Contrairement aux autres dossiers, traités plus tôt dans la matinée et dont les décisions ont été rendues séance tenante, la décision sur ce cas Kamto / Yebga avait été renvoyée à ce mardi 5 août, à 15h00.

Paysage politique bouleversé

Cette décision de rejet des recours transforme radicalement le paysage électoral camerounais pour octobre prochain. L’absence de Maurice Kamto, figure emblématique de l’opposition, modifie considérablement les équilibres politiques.

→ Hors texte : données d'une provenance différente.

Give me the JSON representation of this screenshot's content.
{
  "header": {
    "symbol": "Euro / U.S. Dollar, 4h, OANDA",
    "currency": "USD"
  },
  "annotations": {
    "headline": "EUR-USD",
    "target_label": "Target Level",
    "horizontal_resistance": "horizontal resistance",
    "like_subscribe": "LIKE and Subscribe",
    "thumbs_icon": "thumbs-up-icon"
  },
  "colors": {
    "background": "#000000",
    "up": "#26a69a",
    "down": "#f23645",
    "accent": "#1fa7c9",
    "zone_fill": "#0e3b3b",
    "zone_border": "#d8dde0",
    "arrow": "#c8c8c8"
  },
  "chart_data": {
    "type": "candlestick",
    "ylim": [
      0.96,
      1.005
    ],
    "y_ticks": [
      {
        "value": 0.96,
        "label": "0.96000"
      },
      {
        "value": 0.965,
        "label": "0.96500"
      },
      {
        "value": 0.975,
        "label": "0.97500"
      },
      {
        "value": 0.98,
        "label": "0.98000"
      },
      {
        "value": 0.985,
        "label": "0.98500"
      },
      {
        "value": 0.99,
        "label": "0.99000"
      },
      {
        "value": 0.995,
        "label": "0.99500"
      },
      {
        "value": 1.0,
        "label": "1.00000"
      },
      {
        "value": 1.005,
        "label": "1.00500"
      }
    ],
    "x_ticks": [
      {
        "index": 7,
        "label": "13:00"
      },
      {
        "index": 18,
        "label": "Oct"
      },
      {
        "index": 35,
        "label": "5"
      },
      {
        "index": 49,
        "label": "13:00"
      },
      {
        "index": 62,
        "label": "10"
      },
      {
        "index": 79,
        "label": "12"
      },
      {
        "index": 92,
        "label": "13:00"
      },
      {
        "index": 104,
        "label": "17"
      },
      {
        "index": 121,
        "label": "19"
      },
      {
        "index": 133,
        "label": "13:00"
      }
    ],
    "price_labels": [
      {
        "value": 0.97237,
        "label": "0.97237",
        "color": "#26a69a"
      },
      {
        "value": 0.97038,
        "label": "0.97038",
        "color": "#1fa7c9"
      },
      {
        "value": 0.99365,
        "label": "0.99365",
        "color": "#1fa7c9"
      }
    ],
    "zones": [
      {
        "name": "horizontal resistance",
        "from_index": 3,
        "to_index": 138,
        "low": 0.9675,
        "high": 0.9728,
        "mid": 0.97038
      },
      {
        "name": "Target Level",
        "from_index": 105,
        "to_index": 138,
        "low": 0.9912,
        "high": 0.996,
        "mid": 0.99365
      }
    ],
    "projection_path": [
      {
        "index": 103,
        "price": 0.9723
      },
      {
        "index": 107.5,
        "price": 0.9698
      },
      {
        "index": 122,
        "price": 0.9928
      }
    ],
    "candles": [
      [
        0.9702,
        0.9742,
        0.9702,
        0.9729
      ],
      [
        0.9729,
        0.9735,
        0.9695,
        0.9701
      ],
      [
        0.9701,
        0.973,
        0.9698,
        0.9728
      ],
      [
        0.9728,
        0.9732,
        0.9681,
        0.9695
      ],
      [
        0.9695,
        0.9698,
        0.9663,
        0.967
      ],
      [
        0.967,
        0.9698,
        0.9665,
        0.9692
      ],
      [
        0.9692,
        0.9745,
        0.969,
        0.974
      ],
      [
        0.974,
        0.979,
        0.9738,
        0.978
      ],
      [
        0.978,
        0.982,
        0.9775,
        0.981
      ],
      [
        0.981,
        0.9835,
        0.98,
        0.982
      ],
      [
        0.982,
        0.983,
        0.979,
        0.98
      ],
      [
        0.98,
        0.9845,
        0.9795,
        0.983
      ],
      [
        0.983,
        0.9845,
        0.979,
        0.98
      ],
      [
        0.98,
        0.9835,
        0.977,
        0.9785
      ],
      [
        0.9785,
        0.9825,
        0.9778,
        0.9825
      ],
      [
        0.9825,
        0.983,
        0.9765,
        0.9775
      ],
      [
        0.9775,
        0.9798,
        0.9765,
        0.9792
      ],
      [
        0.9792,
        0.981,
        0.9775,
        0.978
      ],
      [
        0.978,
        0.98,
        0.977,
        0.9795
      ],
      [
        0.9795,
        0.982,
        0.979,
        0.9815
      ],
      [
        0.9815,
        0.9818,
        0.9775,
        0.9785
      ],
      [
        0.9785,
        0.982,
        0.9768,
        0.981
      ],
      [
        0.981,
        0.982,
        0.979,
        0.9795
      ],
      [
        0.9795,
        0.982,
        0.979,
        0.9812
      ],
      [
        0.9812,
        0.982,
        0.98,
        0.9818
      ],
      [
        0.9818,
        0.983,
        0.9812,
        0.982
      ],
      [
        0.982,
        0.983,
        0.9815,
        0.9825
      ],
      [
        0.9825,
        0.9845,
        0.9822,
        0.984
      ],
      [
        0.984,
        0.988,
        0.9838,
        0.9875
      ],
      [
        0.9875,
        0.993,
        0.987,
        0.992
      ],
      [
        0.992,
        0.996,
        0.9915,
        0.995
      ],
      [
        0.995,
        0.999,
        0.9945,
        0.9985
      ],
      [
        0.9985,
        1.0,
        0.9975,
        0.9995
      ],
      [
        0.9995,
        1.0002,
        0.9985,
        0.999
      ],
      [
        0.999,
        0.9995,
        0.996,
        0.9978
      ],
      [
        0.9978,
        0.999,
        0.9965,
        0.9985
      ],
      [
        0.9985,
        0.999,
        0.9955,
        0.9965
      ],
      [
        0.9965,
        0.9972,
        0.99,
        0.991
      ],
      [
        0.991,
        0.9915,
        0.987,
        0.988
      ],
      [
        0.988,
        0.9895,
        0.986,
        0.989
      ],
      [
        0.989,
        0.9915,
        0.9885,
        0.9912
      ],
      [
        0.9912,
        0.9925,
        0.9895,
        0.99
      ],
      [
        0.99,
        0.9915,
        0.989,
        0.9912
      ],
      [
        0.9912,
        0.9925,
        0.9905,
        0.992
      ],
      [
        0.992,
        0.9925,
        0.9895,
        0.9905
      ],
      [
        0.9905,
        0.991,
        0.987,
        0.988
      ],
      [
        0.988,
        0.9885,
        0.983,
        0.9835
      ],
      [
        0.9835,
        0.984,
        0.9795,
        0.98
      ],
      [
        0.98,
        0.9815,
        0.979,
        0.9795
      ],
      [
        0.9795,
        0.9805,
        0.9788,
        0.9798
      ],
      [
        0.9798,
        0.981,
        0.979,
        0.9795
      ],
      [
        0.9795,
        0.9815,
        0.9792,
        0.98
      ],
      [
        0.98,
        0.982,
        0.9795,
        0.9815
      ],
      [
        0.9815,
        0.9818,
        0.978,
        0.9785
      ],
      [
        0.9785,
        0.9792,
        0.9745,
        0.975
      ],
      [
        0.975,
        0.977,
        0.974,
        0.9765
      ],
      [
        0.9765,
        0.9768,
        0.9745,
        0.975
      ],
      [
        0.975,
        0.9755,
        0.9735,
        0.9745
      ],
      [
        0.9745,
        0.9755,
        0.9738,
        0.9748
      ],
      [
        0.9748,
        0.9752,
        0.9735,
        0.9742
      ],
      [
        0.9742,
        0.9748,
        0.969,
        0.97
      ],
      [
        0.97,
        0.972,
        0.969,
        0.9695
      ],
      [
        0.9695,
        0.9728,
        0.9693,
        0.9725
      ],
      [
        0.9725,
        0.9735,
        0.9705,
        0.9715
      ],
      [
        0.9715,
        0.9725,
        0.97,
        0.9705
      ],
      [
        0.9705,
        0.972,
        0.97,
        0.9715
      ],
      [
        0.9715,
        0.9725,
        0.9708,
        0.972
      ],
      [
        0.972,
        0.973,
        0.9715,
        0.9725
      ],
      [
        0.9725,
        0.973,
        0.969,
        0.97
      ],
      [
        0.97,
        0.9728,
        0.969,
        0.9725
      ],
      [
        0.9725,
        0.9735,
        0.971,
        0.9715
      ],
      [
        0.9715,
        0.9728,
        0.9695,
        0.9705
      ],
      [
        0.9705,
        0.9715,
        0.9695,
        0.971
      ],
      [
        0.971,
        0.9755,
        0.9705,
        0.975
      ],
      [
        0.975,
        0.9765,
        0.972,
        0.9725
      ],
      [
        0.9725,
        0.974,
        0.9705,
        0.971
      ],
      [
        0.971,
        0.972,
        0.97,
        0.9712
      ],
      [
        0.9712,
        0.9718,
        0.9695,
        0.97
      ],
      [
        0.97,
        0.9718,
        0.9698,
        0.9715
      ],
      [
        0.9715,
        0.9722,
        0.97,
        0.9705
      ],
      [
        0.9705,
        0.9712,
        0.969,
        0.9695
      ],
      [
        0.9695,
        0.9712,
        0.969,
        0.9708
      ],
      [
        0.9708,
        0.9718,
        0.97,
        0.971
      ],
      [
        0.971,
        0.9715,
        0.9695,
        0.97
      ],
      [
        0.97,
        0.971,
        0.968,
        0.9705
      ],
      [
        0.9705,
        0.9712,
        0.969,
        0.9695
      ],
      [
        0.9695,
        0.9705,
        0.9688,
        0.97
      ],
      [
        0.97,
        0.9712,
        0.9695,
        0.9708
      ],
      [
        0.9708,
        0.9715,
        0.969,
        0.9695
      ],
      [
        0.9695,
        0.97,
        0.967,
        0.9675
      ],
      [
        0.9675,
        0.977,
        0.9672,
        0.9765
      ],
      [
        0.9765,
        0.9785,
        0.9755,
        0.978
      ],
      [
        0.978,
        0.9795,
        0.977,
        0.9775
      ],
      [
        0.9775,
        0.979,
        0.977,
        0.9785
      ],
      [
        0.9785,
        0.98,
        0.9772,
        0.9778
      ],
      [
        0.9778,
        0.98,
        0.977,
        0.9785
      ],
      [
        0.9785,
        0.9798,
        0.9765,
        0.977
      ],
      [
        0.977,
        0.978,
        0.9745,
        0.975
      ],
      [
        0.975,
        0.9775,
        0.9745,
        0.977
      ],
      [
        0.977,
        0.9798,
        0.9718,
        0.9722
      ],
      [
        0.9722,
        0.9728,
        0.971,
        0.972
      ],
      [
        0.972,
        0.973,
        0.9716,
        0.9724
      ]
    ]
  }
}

Les militants et sympathisants de l’opposant vont devoir se tourner vers d’autres candidats ou envisager un boycott de l’élection présidentielle. Cette situation inédite ouvre la voie à une reconfiguration totale des alliances et stratégies électorales.

L’élection présidentielle d’octobre 2025 se dessine désormais avec un casting profondément modifié qui interroge sur la représentativité démocratique du scrutin à venir, ainsi que sur les perspectives.

Le contentieux pré-électoral aura donc tourné court avec ce double rejet qui clôt définitivement le chapitre MANIDEM pour cette présidentielle.